The 'Crossed Out' line is a myth?
Yes, I believe it is.Let's go back to the time that the SA Police first examined the code page. What they did was, using a UV light or similar, they faithfully traced what it was they saw on the back page of the copy of the Rubaiyat of Omar Khayyam. It was very feint and difficult to see and thus in order to view it more clearly they first 'dusted' the page with graphite powder, very fie and the type used for fingerprinting. This powder found it's way into the indentations that were left by whoever it was that formed their miniature writing into the shape of the larger, now more familiar, letters of the code.
Their tracing work naturally included every line they saw, this next part is very important, they had no idea when each individual line was created in other words which came first the line or the letters. People have assumed that because it is how they have been conditioned to think, if you see a word or letters with a line through it, it must be a mistake because they crossed it out.

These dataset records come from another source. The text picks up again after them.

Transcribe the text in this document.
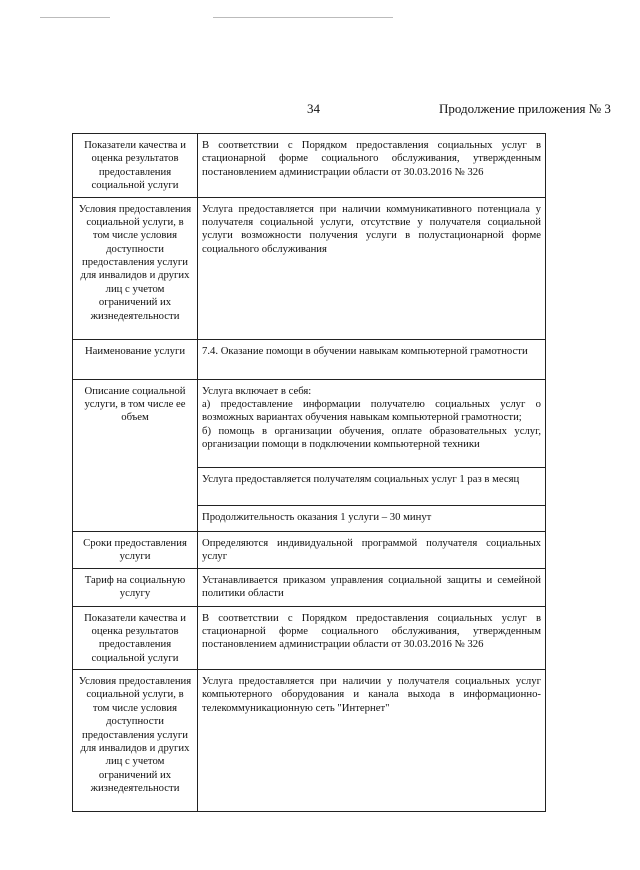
34	Продолжение приложения № 3
Показатели качества и оценка результатов предоставления социальной услуги	В соответствии с Порядком предоставления социальных услуг в стационарной форме социального обслуживания, утвержденным постановлением администрации области от 30.03.2016 № 326
Условия предоставления социальной услуги, в том числе условия доступности предоставления услуги для инвалидов и других лиц с учетом ограничений их жизнедеятельности	Услуга предоставляется при наличии коммуникативного потенциала у получателя социальной услуги, отсутствие у получателя социальной услуги возможности получения услуги в полустационарной форме социального обслуживания
Наименование услуги	7.4. Оказание помощи в обучении навыкам компьютерной грамотности
Описание социальной услуги, в том числе ее объем	Услуга включает в себя:
а) предоставление информации получателю социальных услуг о возможных вариантах обучения навыкам компьютерной грамотности;
б) помощь в организации обучения, оплате образовательных услуг, организации помощи в подключении компьютерной техники

	Услуга предоставляется получателям социальных услуг 1 раз в месяц
	Продолжительность оказания 1 услуги – 30 минут
Сроки предоставления услуги	Определяются индивидуальной программой получателя социальных услуг
Тариф на социальную услугу	Устанавливается приказом управления социальной защиты и семейной политики области
Показатели качества и оценка результатов предоставления социальной услуги	В соответствии с Порядком предоставления социальных услуг в стационарной форме социального обслуживания, утвержденным постановлением администрации области от 30.03.2016 № 326
Условия предоставления социальной услуги, в том числе условия доступности предоставления услуги для инвалидов и других лиц с учетом ограничений их жизнедеятельности	Услуга предоставляется при наличии у получателя социальных услуг компьютерного оборудования и канала выхода в информационно-телекоммуникационную сеть "Интернет"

Wrong.
The lines not only included the shapes of the code letters, they also included the two crossed lines subject of an earlier post, the flourishes as seen beneath the last letter B in the last line of the code, the flourish at the bottom of the page and finally the line that for whatever reason people have assumed was a mistake and had been crossed out. Put simply, there was absolutely nothing to suggest it had been crossed out, it was simply a line on the page that the SA Police traced. I have highlighted 4 aspects of Line 2 below, please click on the image to enlarge:
1. Area one shows a clean break in the line just within the letter 'L'
2. Area two shows a second break in the line just after the first 'I'
3. Area 3 shows a break in the line central to the letter 'A'
4. Area 4. This is interesting because if you incline your viewing aspect slightly to the left and read the first leg of the M from bottom to top you will see the outline of the word 'COMNIV', I did some research and it is in fact a Russian military term. I will publish more on that in due course.